Condition 5th percentile Median 95th percentile
Coldest month, mean daily low 1.2 °C 6.9 °C 10.9 °C
Warmest month, mean daily high 21.1 °C 26.2 °C 32.2 °C
Annual rainfall 535 mm 746 mm 1,359 mm
Rainfall in the driest quarter 16 mm 42 mm 171 mm

It is found where winters are cool but frost is light or absent. This is not care advice and it is not a forecast. It is a measurement: we sampled the climate at every one of the 1,990 research-grade observations of Serapias parviflora that carry a coordinate, and this is the range those places actually span. The 5th and 95th percentiles are used rather than the minimum and maximum, because a single cultivated specimen in a heated conservatory should not widen a tropical plant's range to the Arctic.

This is not a hardiness zone. A USDA zone is the average annual extreme minimum temperature. The figure above is the mean daily minimum of the coldest month, which is a different quantity and is typically far warmer. Reading one as the other would place a plant several zones too warm, so we do not publish a hardiness zone, because we do not have one. Climate from CHELSA V2.1 (Karger et al. 2017); occurrences from 10.15468/dl.cgje2x.

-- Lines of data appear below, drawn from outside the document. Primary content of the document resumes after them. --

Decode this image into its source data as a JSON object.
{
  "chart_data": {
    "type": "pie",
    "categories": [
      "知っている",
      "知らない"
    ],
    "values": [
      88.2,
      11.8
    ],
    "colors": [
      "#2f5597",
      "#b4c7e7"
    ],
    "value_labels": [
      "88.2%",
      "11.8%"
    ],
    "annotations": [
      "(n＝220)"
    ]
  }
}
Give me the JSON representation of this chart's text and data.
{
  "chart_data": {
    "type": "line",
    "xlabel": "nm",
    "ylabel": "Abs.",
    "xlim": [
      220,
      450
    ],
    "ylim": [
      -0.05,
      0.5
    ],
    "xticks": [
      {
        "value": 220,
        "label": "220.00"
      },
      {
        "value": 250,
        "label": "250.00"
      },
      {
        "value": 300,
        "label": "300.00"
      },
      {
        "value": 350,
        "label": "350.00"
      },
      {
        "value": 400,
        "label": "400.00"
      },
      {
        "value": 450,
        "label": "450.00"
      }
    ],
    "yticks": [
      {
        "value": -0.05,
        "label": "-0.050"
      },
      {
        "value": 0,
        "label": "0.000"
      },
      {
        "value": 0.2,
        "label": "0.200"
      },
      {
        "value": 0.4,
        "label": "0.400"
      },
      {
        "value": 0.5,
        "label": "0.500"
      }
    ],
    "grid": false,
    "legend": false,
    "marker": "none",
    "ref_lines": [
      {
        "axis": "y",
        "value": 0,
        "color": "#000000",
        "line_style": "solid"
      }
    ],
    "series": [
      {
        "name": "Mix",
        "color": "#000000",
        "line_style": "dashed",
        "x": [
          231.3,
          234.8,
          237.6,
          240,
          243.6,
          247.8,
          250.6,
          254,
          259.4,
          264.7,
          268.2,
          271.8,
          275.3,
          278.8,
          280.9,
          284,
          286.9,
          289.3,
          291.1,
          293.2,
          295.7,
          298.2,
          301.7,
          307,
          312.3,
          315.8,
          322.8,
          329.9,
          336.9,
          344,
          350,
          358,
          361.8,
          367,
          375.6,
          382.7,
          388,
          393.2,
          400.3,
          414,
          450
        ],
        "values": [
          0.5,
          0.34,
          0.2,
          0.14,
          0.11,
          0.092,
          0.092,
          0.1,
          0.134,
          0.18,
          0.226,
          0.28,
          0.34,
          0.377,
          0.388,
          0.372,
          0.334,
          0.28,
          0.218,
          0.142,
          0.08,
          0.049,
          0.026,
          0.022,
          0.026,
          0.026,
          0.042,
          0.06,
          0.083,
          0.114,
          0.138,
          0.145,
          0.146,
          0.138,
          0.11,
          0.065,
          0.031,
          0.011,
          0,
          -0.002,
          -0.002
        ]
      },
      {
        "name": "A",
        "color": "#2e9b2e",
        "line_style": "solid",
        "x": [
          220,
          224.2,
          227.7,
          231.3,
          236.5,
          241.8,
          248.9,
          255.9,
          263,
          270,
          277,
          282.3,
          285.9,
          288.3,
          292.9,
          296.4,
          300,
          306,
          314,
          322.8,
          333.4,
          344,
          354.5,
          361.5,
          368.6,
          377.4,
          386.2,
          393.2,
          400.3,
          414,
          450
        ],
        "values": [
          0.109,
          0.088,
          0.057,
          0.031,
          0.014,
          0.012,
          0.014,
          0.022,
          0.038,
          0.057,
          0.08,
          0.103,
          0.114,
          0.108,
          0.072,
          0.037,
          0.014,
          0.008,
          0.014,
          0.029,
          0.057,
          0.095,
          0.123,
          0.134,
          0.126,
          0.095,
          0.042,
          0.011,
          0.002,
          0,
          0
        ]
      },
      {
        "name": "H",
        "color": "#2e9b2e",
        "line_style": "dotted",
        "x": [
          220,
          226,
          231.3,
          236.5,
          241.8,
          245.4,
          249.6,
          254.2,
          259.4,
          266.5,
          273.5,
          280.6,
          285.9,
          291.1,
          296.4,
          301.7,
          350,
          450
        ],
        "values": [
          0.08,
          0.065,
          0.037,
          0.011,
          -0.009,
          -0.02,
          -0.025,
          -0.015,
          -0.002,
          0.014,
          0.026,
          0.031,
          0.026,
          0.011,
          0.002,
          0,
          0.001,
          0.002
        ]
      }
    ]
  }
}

Also published as 21 synonyms

A synonym is not an error. It is a record of botanists disagreeing, in print, about where this plant belongs. Each of these was somebody’s considered answer.

  • Serapias columnae Aurnier
  • Serapias elongata Tod.
  • Serapias laxiflora Rchb.f.
  • Serapias laxiflora var. parviflora (Parl.) Rchb.f.
  • Serapias lingua subsp. occultata (J.Gay ex Cavalier) Bonnier & Layens
  • Serapias lingua var. parviflora (Parl.) Kraenzl.
  • Serapias longipetala var. parviflora (Parl.) Lindl.
  • Serapias mascaensis H.Kretzschmar, G.Kretzschmar & Kreutz
  • Serapias occultata J.Gay ex Cavalier
  • Serapias occultata J.Gay
  • Serapias occultata f. albiflora E.G.Camus
  • Serapias occultata f. knochei E.G.Camus
  • Serapias occultata var. parviflora (Parl.) Willk.
  • Serapias parviflora f. albiflora (E.G.Camus) Soó
  • Serapias parviflora f. knochei (E.G.Camus) Soó
  • Serapias parviflora f. lutescens Renz
  • Serapias parviflora f. sulphurea Lanza ex G.Keller
  • Serapias parviflora subsp. mascaensis (H.Kretzschmar, G.Kretzschmar & Kreutz) Kreutz
  • Serapias parviflora subsp. occultata (J.Gay ex Cavalier) Maire & Weiller
  • Serapias parviflora var. lutescens (Renz) Kalop.
  • Serapiastrum parviflorum (Parl.) A.A.Eaton

Sourcesevery claim on this page

  1. World Flora Online Plant List. accepted name, authority, classification. CC0. Retrieved 2026-07-12.
  2. iNaturalist. photographs and flowering annotations, CC0 / CC BY / CC BY-SA only. per photograph. Retrieved 2026-06-27.
  3. Wikidata. common name (P1843), joined on the World Flora Online identifier (P7715). CC0. Retrieved 2026-07-13.
  4. Kew, World Checklist of Vascular Plants (WCVP v16). native distribution by TDWG level-3 botanical country, and life form. CC BY 3.0. Retrieved 2026-06-04.

We publish what we can source and we say so when we cannot. This page has no care advice and no toxicity claim, because we do not yet have those from a source we can cite.